This presentation was delivered by Andrew Jones, PhD and John G. Searle Assistant Professor Department of Nutritional Sciences in the School of Public Health at the University of Michigan.
This presentation discusses the contribution of fruits and vegetables to the diets of populations in low- and middle-income countries, as well as the socio-cultural and environmental barriers to meeting recommended dietary intakes of fruits and vegetables in these contexts. It begins by providing an overview of the nutritional landscape in low- and middle-income countries (LMICs), and proceeds to present evidence for the health benefits of consuming fruits and vegetables (F&V).
The presentation goes onto describe our understanding of fruit and vegetable consumption in LMICs, as well as approaches and challenges to increasing F&V consumption in these countries. Approaches include home gardens, agricultural biodiversity for diet diversity, urban agriculture, reducing food waste and losses, and behavioral interventions.
The final section of this presentation is about policy, investment, and research priorities.
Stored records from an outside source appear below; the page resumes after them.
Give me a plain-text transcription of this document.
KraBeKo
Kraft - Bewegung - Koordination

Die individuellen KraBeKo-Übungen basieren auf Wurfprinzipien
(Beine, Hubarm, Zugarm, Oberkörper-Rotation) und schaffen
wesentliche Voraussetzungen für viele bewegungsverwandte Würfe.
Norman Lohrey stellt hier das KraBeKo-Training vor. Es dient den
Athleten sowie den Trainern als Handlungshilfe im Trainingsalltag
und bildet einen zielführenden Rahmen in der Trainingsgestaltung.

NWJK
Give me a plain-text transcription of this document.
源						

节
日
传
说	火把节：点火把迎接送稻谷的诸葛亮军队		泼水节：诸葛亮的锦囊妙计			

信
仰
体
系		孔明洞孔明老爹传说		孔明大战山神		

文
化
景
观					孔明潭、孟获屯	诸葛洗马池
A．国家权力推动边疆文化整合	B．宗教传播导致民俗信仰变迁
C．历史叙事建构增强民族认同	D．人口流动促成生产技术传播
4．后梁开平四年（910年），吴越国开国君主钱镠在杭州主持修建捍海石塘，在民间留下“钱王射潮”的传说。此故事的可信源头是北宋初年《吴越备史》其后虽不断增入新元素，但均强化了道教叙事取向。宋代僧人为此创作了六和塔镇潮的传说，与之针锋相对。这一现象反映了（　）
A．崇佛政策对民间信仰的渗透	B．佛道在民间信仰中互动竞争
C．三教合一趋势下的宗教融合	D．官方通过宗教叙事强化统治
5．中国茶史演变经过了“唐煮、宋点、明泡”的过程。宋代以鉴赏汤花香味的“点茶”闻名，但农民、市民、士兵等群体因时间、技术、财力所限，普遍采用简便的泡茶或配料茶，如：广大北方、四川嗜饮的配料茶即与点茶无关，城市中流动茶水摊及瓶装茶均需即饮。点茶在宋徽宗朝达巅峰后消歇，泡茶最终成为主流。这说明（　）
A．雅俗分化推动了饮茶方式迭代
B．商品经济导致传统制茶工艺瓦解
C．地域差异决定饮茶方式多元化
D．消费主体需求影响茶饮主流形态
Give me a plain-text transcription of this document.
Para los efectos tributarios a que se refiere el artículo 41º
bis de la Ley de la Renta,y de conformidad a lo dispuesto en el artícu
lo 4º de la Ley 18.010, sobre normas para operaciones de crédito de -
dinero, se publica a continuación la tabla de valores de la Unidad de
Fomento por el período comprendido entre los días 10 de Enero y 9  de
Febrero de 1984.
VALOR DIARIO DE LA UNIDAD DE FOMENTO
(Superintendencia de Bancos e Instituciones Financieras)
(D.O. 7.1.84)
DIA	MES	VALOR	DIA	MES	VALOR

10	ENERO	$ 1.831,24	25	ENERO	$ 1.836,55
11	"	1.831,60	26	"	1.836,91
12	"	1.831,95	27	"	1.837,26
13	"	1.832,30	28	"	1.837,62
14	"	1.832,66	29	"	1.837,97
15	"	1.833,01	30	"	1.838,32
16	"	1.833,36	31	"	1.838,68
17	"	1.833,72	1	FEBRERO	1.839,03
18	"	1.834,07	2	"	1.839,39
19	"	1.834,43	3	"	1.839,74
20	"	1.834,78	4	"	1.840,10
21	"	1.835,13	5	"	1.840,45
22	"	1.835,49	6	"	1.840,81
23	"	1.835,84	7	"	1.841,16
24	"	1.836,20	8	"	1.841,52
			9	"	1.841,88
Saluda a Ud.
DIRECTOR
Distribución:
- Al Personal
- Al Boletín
It provides evidence for how policies and programs aimed at transforming food systems may modify fruit and vegetable consumption, and the sectoral synergies and trade-offs that may be faced through these actions with implications for both human health and the environment. The presentation includes policy, investment, and research priorities such as increased funding for research aimed at reducing unit costs of production of F&V, shaping consumer demand, reducing food waste and loss, diversifying production systems at various scales and locations, and advocates for better and more data to characterize global diets.
The key take ways Jones presents in this presentation include:
- Poor diets are the key driver of malnutrition in LMICs and F&V are central to improving diets and related health outcomes
- Consumption of F&V is lower than recommendations in most LMICs though there are increasing trends, and gaps are not insurmountable
- An “all-of-the-above” approach is needed to increase availability of F&V; increased research for improved technology is central
- Enhancing affordability and shaping consumer demand are equally important priorities
This presentation was part of at an event titled "Aligning the Food System to Meet Dietary Needs: Fruits and Vegetables," which took place on June 2-3, 2017, at the UC Davis Conference Center.